Protease resistance assay.

We incubated samples with 50 μg/ml of proteinase K for 60 min at 45 °C with shaking. We stopped the digestion by adding electrophoresis sample buffer.

Western blot.

We fractionated proteins by SDS-PAGE under reducing conditions, electroblotted them into nitrocellulose membrane, and probed them with 3F4 antibody (Signet) diluted 1:5,000 in PBS, 0.05% Tween-20. We visualized the immunoreactive bands by enhanced chemiluminescence assay (Amersham). We analyzed western blot signals by densitometry, using a UVP Bioimaging system EC3 apparatus.

PrPSc quantification.

To estimate the quantity of PrPSc present in the 10% scrapie brain homogenates, we analyzed several dilutions of scrapie brain homogenate by western blot in the same gel as aliquots of known amounts of recombinant hamster PrP. We evaluated the signal intensity by densitometry and estimated the quantity of PrP in the sample by extrapolation of the calibration curve prepared with recombinant PrP. To minimize artifacts due to saturated or weak signal, we measured several different dilutions and analyzed each dilution in triplicate.
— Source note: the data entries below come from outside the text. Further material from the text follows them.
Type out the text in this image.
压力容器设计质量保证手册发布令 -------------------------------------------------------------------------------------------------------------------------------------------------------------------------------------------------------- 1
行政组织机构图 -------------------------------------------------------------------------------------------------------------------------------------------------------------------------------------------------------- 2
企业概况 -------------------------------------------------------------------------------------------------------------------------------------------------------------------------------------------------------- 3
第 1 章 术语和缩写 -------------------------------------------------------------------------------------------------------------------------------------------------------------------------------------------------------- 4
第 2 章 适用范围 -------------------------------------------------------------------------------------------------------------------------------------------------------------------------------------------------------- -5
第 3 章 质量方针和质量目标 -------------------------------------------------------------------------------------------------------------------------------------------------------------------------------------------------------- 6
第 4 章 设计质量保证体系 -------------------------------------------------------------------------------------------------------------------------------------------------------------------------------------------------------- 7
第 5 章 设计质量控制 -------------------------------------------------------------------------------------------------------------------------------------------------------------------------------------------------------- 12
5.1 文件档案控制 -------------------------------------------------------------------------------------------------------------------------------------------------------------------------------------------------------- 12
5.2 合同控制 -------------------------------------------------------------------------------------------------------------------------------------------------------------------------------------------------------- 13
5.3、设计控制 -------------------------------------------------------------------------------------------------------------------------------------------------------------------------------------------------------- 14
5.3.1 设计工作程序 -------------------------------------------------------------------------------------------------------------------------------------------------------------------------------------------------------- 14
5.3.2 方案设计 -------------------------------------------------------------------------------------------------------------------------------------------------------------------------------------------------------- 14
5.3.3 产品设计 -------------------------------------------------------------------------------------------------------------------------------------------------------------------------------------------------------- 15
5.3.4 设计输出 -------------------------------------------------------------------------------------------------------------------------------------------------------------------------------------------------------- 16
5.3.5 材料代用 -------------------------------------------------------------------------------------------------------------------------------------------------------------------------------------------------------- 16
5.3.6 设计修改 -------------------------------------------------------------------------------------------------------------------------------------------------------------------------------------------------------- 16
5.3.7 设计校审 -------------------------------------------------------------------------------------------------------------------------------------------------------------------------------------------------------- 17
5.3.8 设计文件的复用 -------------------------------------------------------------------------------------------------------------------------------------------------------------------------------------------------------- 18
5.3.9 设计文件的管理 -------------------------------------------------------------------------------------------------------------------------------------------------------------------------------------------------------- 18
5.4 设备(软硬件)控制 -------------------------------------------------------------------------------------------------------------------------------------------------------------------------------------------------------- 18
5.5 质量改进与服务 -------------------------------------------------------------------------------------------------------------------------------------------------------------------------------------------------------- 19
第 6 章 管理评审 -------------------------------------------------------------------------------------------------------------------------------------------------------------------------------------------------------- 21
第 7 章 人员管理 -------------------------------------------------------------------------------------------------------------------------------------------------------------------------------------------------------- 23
To standardize the signal among the different blots, the densitometric data were expressed relative to the value of the signal of the same quantity of normal brain homogenate (without proteinase K treatment). We confirmed PrPSc quantification by ELISA using recombinant PrP as the standard. We estimated the number of molecules of PrPSc detected by mathematical calculation of the dilution and the known concentration of PrPSc in the brain homogenate, and this estimation is expressed as equivalent molecules to emphasize the fact that the number is obtained by comparison with detection of recombinant PrP.